Jerson Silva

Jerson L. Silva

Institute of Medical Biochemistry Leopoldo de Meis, National Institute of Science and Technology for Structural Biology and Bioimaging, National Center of Nuclear Magnetic Resonance Jiri Jonas, Federal University of Rio de Janeiro, Rio de Janeiro, RJ, Brazil

Biomolecular condensates are membraneless structures originated from liquid-liquid phase separation. In addition to the physiological roles, condensates can undergo a solid-phase transition, generating amyloid-like structures involved in degenerative diseases and cancer. We will present recent studies on the formation of biomolecular condensates and aggregates in proteins involved in cancer, with a special focus on the tumor suppressor protein p53. In 1972 the Weber statement, “The multiplicity of interactions and the variety of effects that follow from them show that multimer proteins are unlikely to be limited to a minimal number of allowed conformations”, first addressed the dynamic nature of proteins. This idea serves as a foundation for understanding why several macromolecules, such as p53, exhibit the properties of a molecular chameleon.
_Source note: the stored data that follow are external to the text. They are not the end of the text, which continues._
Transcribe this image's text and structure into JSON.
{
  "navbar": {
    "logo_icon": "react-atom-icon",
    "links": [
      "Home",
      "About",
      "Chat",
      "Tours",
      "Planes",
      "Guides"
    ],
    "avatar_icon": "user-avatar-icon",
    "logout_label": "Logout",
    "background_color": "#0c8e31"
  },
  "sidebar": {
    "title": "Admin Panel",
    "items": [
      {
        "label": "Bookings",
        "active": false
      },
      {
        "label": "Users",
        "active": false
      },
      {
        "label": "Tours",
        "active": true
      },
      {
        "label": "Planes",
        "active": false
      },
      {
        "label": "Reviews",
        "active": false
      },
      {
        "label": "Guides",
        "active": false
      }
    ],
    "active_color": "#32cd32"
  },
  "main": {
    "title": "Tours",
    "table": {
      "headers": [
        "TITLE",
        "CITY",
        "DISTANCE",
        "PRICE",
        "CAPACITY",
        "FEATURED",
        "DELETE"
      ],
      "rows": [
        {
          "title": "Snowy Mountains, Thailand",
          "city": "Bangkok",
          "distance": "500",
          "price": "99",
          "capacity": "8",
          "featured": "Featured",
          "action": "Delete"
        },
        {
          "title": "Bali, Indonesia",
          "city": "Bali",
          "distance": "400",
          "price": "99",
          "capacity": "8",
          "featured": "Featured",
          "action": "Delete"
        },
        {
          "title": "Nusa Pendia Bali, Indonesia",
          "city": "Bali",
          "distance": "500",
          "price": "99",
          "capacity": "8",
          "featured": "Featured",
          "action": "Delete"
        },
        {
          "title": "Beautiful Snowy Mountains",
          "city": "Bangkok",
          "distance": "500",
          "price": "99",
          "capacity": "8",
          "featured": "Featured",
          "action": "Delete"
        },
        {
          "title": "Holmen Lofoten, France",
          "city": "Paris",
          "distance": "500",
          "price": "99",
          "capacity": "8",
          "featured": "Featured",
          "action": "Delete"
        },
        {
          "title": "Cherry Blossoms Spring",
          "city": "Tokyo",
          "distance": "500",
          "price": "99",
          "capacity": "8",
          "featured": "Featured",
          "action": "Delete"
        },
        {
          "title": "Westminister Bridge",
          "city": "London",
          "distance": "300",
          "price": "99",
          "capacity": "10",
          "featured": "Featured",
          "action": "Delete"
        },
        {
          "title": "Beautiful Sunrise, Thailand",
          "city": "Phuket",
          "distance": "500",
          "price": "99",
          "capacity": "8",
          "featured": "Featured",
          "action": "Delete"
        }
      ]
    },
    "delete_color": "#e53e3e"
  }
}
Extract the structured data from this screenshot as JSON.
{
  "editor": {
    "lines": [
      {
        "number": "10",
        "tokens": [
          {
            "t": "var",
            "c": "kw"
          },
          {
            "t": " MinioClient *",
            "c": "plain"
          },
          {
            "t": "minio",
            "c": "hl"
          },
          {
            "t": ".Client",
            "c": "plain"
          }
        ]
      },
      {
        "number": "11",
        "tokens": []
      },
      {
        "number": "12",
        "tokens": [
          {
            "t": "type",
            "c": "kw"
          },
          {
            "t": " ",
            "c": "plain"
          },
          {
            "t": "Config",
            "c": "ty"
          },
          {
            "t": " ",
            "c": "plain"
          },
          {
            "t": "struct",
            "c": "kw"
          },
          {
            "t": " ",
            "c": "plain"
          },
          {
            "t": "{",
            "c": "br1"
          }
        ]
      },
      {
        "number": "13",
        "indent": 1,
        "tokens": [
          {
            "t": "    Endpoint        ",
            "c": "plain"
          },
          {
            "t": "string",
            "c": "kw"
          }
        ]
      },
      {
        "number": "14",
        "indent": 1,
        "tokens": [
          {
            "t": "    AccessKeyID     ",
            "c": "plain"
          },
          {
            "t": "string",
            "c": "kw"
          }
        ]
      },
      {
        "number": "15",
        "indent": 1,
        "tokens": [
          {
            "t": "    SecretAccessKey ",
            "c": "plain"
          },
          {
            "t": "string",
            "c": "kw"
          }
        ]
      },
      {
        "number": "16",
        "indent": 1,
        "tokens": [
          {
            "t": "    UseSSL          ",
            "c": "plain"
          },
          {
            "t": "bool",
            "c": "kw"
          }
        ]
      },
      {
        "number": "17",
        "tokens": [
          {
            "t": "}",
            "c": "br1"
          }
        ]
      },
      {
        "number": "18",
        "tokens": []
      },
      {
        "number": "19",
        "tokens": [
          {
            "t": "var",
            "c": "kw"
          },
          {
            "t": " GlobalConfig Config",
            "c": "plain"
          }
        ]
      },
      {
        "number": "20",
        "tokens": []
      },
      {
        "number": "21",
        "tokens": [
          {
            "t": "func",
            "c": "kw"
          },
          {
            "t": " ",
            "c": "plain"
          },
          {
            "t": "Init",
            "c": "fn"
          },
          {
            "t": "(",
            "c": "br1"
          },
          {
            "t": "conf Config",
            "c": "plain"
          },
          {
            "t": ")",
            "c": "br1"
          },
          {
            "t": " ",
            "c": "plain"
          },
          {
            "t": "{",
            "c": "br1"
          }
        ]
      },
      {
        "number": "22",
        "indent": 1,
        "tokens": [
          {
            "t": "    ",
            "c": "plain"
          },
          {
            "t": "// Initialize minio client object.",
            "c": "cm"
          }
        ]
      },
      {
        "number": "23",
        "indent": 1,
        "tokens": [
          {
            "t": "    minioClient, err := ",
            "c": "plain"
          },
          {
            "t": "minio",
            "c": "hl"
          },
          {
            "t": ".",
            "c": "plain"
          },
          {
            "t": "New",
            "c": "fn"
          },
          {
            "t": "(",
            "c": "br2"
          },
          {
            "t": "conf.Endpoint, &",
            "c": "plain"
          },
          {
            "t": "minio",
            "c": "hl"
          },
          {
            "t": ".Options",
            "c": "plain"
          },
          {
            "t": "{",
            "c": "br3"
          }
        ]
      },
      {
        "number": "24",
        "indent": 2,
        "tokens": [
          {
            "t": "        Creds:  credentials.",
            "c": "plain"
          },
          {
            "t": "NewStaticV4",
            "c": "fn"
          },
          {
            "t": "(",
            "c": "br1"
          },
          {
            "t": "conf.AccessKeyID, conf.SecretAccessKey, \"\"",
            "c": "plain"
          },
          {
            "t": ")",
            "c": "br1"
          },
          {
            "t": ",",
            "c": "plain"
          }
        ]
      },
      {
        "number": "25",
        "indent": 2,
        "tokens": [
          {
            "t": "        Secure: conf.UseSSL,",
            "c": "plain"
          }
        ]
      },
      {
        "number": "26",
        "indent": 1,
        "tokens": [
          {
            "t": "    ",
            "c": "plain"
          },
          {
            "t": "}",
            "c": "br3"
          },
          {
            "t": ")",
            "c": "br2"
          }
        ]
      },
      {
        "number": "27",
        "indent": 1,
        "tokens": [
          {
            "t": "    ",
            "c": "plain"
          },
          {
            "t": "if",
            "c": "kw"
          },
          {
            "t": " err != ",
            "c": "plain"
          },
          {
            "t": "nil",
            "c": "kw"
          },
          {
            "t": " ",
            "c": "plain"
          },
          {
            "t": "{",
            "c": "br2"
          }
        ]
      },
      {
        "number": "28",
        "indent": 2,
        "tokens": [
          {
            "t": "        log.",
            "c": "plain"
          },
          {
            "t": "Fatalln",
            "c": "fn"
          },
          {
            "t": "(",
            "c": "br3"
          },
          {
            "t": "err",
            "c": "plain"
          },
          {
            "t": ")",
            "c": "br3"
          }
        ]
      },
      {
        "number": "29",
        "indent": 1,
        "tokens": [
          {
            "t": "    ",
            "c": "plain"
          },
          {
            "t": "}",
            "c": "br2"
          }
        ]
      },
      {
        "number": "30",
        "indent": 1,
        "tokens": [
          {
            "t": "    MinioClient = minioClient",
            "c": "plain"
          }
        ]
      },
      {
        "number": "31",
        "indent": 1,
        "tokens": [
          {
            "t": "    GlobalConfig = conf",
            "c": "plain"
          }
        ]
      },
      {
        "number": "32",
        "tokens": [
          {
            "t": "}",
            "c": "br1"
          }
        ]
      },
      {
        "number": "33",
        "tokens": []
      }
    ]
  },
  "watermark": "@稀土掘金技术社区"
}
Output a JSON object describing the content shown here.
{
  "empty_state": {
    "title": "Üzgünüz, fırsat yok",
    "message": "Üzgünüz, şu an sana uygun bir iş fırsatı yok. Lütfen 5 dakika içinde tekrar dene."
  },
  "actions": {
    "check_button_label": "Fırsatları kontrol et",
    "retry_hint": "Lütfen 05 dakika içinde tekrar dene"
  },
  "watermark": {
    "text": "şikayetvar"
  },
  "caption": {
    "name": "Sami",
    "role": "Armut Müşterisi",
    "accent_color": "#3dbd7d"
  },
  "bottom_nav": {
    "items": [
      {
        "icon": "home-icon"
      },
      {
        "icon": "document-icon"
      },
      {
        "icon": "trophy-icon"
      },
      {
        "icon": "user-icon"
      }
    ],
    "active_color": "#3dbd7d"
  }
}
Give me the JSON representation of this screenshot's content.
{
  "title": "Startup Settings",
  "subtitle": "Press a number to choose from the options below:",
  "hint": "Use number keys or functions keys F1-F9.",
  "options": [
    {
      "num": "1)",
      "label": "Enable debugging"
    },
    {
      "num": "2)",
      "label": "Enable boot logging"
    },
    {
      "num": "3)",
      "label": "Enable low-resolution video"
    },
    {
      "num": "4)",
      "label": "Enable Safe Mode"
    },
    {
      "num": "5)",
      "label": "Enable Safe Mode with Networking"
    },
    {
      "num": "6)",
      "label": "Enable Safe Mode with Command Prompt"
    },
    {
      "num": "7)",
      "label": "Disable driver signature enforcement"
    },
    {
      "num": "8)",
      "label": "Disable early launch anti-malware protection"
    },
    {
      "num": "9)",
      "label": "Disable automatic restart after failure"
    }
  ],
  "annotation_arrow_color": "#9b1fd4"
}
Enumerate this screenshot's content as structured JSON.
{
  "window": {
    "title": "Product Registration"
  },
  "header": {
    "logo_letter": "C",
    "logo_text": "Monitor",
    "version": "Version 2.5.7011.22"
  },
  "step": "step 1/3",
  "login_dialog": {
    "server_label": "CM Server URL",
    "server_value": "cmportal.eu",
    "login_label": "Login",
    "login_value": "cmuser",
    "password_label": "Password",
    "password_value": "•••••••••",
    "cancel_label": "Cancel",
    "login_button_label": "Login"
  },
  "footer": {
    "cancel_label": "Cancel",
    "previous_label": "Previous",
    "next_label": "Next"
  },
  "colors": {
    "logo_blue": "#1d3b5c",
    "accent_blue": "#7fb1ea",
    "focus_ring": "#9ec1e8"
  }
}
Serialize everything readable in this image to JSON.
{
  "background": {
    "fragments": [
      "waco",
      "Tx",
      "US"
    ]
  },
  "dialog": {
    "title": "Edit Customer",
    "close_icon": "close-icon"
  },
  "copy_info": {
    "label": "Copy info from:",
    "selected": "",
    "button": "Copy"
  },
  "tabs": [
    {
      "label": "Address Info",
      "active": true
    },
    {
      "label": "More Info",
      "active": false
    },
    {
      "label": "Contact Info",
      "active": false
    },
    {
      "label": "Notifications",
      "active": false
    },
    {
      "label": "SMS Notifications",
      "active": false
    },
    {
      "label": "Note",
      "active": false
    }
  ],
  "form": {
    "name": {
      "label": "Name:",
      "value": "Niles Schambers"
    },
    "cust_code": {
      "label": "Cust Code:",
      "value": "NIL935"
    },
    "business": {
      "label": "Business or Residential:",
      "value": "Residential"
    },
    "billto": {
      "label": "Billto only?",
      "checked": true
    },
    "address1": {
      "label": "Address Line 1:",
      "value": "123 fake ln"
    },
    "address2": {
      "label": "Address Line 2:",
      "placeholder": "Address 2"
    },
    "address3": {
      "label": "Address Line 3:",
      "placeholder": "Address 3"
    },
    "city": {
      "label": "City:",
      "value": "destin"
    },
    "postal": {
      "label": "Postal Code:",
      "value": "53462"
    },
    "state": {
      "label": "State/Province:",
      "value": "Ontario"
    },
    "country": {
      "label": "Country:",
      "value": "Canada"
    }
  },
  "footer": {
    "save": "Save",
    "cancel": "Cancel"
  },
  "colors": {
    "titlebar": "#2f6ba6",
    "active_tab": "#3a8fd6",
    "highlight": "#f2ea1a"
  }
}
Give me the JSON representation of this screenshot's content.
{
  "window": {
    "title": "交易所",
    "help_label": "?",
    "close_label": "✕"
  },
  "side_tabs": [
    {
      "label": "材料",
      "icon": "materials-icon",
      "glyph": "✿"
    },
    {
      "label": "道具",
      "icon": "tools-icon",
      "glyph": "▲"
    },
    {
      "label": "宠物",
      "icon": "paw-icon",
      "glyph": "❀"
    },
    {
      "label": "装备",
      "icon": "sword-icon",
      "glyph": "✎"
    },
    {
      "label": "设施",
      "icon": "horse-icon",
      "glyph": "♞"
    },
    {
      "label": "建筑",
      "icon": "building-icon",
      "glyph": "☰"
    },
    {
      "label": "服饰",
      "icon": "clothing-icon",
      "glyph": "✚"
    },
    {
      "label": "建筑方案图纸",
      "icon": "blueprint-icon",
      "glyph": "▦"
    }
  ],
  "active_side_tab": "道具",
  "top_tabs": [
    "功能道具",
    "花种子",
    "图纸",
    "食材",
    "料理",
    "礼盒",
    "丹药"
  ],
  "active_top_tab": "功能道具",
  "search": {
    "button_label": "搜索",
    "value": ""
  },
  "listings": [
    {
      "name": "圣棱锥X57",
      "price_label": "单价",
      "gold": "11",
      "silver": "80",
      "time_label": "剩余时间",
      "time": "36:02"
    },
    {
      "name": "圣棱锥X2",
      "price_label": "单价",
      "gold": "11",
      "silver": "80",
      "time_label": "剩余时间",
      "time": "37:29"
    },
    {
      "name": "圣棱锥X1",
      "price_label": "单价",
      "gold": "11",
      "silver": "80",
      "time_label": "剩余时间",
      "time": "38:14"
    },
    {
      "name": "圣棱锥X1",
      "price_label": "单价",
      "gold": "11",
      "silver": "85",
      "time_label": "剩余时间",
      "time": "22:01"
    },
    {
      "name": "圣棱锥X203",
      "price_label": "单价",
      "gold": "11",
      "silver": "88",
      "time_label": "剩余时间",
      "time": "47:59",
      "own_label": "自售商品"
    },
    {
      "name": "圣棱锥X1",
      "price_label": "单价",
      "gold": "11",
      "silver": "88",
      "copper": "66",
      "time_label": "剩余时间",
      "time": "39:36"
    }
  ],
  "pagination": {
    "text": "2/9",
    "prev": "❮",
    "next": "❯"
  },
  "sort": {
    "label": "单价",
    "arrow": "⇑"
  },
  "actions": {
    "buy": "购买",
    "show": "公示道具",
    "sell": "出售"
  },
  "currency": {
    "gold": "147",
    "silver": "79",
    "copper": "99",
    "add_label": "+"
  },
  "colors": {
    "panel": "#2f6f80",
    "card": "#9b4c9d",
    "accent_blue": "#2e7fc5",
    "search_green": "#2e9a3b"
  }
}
More than half of the malignant tumors harbor mutations in the TP53 gene and will kill hundreds of million people if new therapies are not developed soon enough. We have explored the findings that mutant p53 not only undergoes misfolding, but also forms biomolecular condensates and aggregates comparable to amyloids formed by other proteins, thereby playing a crucial role in cancer development through loss of function (LoF), negative dominance (ND) and gain of function (GoF) mechanisms. Strikingly, as in the case of toxic amyloids in neurodegenerative diseases, the molecular mechanisms responsible for the GoF of mutant p53 are not yet completely understood. However, we already know that different cofactors, such as nucleic acids and glycosaminoglycans, are at the crossroads between these two classes of diseases. Importantly, molecules that inhibit mutant p53 aggregation reduce tumor proliferation and migration. Thus, aberrant phase separation and aggregation of mutant p53 have become important therapeutic targets against cancer. (Supported by funds from CNPq, FAPERJ, CAPES and FINEP).